A bright future while embracing the past
It’s the 30th May 2013, and MV is crammed, together with 300 or so others, into the Marshall Amps Studio near Milton Keynes. It’s the first gig from Black Star Riders and singer Ricky Warwick says this to the crowd: “All we want to do is keep the spirit of Thin Lizzy alive and play two hundred plus shows a year….”
In the last four years, they’ve done all that and more. “Heavy Fire” is their third record since then, they’ve never been off the gig scene and the first part of that sentence – the Thin Lizzy part – is always going to be taken care of simply because three of these men were in the last incarnation of the band and one of them, well, one of them is Scott Gorham.
But, whilst everyone – including the band – knows the history, it is a fact that BSR have always been a band that looked to the future while embracing their past. In that context “Heavy Fire” is merely a continuation of the evolution that they began in 2012 when they decided that the new songs they’d got in the bag were not songs for a new Thin Lizzy album at all, but a new band (a decision that was as right then as it is now).

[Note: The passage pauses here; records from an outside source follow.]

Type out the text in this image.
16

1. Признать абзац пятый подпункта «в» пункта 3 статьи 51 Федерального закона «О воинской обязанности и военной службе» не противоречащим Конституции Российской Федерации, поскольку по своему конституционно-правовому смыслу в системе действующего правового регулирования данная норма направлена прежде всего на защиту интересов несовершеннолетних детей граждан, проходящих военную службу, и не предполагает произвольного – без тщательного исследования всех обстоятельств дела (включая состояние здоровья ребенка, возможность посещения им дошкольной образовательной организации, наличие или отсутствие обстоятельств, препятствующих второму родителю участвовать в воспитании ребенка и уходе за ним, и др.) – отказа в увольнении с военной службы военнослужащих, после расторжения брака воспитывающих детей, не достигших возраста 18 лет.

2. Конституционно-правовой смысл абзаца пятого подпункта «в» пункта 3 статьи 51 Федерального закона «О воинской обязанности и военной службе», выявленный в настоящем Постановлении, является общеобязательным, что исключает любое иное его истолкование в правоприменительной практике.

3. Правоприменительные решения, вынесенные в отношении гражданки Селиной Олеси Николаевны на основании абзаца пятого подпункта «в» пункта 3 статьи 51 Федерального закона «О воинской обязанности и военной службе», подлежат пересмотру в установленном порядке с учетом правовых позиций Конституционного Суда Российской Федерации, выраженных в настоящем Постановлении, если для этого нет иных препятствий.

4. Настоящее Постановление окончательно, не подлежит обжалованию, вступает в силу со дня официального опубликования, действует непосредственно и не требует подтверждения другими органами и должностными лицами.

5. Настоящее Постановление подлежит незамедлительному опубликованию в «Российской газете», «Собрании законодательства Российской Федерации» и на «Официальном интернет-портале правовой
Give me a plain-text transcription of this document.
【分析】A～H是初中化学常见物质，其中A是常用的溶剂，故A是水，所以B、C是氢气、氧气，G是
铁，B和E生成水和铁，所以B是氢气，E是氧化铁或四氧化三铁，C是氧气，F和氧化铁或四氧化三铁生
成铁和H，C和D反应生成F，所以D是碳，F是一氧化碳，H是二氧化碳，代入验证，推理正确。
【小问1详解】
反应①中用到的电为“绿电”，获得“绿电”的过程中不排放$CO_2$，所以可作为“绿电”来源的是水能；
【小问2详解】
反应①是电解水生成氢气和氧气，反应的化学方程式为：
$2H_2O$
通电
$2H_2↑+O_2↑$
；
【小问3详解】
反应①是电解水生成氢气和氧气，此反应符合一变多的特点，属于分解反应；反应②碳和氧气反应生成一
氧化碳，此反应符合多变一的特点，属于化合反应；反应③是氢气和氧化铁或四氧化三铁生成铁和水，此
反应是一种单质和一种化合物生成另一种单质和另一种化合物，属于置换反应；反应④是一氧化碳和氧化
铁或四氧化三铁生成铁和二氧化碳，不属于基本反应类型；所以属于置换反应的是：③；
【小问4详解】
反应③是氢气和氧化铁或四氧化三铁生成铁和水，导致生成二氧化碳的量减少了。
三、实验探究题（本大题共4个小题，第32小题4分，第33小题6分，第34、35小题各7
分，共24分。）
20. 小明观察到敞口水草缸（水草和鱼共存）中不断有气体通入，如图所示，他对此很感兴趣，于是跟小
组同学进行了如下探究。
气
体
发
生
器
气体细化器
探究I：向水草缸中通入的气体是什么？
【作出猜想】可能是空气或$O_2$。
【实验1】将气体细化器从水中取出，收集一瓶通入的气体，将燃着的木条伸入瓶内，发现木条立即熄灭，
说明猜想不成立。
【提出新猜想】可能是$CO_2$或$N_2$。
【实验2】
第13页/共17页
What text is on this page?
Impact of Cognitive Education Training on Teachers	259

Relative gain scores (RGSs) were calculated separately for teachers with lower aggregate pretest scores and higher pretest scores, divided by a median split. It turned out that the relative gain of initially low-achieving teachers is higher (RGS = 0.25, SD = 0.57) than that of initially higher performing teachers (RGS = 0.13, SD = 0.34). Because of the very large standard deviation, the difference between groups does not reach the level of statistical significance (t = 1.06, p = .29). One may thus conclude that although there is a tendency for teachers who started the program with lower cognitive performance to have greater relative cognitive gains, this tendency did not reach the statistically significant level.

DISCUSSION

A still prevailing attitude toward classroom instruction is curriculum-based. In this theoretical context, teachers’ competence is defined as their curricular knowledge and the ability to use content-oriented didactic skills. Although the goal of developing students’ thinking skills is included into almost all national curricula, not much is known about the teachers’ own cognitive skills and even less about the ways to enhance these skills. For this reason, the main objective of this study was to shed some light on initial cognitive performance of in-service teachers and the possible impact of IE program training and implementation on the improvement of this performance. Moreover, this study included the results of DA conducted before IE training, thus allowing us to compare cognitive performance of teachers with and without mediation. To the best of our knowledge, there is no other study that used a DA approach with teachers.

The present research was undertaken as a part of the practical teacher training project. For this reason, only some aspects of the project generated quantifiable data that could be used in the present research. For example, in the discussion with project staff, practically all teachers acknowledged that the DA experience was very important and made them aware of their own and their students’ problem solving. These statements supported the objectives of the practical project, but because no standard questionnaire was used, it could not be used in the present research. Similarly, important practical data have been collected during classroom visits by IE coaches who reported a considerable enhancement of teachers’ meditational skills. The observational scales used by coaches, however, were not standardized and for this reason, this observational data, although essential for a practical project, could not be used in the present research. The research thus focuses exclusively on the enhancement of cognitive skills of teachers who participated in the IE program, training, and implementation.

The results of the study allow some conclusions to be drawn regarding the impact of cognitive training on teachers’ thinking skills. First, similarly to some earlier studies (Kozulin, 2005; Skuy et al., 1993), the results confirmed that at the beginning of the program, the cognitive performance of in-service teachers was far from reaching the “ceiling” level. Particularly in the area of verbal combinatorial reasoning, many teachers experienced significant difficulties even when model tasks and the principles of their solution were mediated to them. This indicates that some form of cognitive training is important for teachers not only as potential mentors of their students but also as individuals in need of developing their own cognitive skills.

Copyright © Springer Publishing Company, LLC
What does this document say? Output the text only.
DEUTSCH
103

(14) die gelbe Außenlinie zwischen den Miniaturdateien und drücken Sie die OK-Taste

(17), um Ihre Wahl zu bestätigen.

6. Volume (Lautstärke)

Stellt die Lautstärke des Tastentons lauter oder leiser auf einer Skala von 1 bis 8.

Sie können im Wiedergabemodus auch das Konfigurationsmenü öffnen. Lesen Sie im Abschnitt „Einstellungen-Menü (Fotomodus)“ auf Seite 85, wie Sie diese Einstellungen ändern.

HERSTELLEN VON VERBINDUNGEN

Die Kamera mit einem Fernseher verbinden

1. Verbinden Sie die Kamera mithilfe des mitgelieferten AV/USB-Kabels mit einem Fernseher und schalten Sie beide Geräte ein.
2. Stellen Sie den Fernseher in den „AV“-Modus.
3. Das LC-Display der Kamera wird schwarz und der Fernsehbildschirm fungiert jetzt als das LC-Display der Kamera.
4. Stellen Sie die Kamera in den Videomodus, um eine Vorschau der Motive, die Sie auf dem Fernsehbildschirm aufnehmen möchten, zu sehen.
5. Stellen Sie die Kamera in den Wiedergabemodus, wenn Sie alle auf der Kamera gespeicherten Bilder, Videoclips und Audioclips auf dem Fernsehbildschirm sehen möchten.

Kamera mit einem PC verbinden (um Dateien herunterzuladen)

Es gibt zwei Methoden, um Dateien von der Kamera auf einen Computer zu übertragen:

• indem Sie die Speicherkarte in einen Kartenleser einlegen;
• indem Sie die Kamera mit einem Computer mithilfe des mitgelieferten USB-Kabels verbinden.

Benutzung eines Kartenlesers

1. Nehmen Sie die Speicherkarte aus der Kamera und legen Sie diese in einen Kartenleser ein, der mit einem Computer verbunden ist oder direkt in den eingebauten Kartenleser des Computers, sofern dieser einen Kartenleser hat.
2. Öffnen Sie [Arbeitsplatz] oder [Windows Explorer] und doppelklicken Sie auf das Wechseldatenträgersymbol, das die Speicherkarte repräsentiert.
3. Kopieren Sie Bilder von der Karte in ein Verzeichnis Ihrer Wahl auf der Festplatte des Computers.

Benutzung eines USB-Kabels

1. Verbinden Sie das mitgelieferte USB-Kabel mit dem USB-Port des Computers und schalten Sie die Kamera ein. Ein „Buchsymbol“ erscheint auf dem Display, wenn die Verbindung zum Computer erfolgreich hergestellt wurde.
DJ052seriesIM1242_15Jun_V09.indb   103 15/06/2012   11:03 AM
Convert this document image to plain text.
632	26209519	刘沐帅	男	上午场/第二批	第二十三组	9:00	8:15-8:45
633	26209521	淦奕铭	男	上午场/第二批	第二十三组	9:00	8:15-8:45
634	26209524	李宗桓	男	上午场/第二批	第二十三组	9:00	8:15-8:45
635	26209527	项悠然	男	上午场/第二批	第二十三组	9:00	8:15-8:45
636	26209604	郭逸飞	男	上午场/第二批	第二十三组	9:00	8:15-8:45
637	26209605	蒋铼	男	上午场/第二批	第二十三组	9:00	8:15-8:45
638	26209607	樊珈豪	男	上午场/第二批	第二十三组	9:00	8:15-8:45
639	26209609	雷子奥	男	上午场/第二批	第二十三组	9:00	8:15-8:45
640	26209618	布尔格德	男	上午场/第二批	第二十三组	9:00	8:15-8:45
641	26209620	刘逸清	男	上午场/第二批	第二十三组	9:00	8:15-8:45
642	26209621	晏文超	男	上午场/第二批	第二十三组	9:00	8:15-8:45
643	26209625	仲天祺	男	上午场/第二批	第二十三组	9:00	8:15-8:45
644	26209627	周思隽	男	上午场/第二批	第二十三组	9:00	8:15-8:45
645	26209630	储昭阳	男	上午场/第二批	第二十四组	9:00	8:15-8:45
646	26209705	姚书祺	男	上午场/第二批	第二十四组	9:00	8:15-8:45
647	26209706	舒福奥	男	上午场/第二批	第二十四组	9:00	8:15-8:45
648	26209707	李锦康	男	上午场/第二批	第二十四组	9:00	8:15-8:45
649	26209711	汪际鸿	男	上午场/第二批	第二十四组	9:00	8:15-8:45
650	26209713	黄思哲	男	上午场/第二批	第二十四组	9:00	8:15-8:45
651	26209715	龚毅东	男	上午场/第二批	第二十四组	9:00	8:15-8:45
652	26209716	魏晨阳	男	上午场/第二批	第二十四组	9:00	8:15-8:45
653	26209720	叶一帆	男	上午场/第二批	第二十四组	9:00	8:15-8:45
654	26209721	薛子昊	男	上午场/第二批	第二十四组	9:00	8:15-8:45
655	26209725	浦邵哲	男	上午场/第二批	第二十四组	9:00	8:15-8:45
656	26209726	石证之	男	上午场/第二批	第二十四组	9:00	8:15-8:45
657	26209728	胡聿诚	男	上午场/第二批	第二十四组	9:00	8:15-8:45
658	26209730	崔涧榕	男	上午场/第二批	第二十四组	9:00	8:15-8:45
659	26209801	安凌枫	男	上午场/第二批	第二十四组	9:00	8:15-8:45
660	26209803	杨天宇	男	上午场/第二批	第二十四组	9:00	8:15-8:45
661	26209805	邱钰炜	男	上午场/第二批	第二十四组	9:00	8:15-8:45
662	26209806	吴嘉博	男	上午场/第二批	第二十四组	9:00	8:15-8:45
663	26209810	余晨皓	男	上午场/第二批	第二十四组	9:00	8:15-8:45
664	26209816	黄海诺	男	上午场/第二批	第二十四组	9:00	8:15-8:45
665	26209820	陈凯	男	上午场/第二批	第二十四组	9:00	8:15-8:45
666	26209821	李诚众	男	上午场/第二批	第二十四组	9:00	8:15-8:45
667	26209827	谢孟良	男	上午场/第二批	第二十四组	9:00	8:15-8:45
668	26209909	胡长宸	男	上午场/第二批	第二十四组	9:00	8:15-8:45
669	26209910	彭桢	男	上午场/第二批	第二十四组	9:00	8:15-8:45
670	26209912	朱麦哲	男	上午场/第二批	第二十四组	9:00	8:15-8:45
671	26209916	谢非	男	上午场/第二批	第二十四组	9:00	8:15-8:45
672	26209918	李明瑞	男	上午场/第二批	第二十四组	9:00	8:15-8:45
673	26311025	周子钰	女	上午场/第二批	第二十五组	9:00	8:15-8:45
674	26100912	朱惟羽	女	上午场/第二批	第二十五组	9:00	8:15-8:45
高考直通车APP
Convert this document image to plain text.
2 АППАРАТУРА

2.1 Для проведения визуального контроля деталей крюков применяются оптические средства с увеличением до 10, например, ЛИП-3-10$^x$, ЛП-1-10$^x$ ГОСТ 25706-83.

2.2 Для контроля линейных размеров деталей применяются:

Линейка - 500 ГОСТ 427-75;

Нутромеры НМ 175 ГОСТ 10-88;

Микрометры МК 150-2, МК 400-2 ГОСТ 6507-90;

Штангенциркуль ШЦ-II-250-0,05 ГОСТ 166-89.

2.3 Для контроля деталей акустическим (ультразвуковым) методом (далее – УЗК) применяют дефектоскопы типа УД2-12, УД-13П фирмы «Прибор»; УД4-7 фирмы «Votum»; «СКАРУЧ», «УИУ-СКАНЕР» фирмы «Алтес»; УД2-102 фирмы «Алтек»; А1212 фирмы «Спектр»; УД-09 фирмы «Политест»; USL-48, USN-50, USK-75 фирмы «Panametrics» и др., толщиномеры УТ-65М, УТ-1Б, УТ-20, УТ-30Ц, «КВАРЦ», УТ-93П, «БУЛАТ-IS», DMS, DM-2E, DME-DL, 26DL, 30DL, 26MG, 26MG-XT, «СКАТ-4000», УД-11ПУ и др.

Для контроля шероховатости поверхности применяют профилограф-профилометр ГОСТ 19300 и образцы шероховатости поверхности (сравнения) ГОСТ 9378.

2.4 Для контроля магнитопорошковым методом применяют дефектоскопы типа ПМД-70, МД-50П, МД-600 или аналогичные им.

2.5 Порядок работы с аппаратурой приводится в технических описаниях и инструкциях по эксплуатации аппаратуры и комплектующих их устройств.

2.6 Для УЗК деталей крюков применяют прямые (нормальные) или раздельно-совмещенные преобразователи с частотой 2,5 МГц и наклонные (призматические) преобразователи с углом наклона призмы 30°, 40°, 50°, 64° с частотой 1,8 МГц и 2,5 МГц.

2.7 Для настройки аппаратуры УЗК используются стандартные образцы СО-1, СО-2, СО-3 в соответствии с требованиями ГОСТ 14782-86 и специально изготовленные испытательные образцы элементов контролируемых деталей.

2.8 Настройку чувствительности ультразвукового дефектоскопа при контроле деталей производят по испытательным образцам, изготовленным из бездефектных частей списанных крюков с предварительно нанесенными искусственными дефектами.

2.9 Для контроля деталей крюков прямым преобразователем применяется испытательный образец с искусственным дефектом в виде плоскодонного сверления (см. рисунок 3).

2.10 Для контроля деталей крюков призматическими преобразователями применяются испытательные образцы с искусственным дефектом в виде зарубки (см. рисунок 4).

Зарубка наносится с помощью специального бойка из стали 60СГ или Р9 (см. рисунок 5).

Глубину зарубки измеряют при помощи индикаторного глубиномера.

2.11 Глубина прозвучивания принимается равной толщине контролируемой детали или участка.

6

It is also fair to say that “…Fire” is their most consistent record yet.
Ten songs, no flab and very little filler. Recording again with Nick Raskulinecz (Foo Fighters, Rush) this time they’ve honed their sound – and in doing so have moved a little further away from that Thin Lizzy sound then they had before.
That’s not say it has gone completely. Let’s be honest, any hard rock band that doesn’t have an element of the greatest hard rock band of all time is doing it wrong. To that end “Dancing With The Wrong Girl” and “Testify Or Say Goodbye” are very much what you’d guess what Lizzy would sound like were they still around. The former has a line: “I will admit it, I was four sheets to the wind, but to break your heart was clearly not my intention” which couldn’t be more Phil Lynott if it tried, and the latter does that guitar harmony thing in a way that only Gorham can.
Elsewhere though, “Heavy Fire” sees the band stretch themselves into making a brilliantly fresh – and just brilliant – record. The title track, which kicks things off with a guitar solo no less, will strike a chord with those who loved Warwick’s first band The Almighty in their “Just Add Life” mid-90s days. “Who Rides The Tiger” is another that owes more to that stuff than the previous Riders work.
Saying that, however, there is nothing here that is too much of a departure, but it does a Ricky Warwick stamp on it. “When The Night Comes In” is probably the highlight here, and is the type of thing that he does on his wonderful solo records but is yet more proof that he and guitarist Damon Johnson – the other of the trio of ex- Lizzy men – have a really special musical bond. “Cold War Love” is more understated, but no less impressive as they enter a more troubadour like mode.
There are songs here that push the envelope. “Thinking About You Could Get Me Killed” sees bass man Robbie Crane to the fore and there’s frisson of funkiness in the riff for “True Blue Kid” which is almost as if they know they’ve found their sound and will happily investigate its outer edges.
“Ticket To Rise” is one of a number that uses soul-filled backing vocals and comes in with a slammer of a chorus, and the conclusion to the collection is a heads-down rock’n’ roller and “Letting Go Me Of Me” seems to suggest that there’s plenty of mileage left in this journey.
The almost constant activity shows a band that is old school in their work ethic perhaps, but “Heavy Fire” is absolutely the sound of a band that is not just looking to the future, but cementing a legacy all of their own.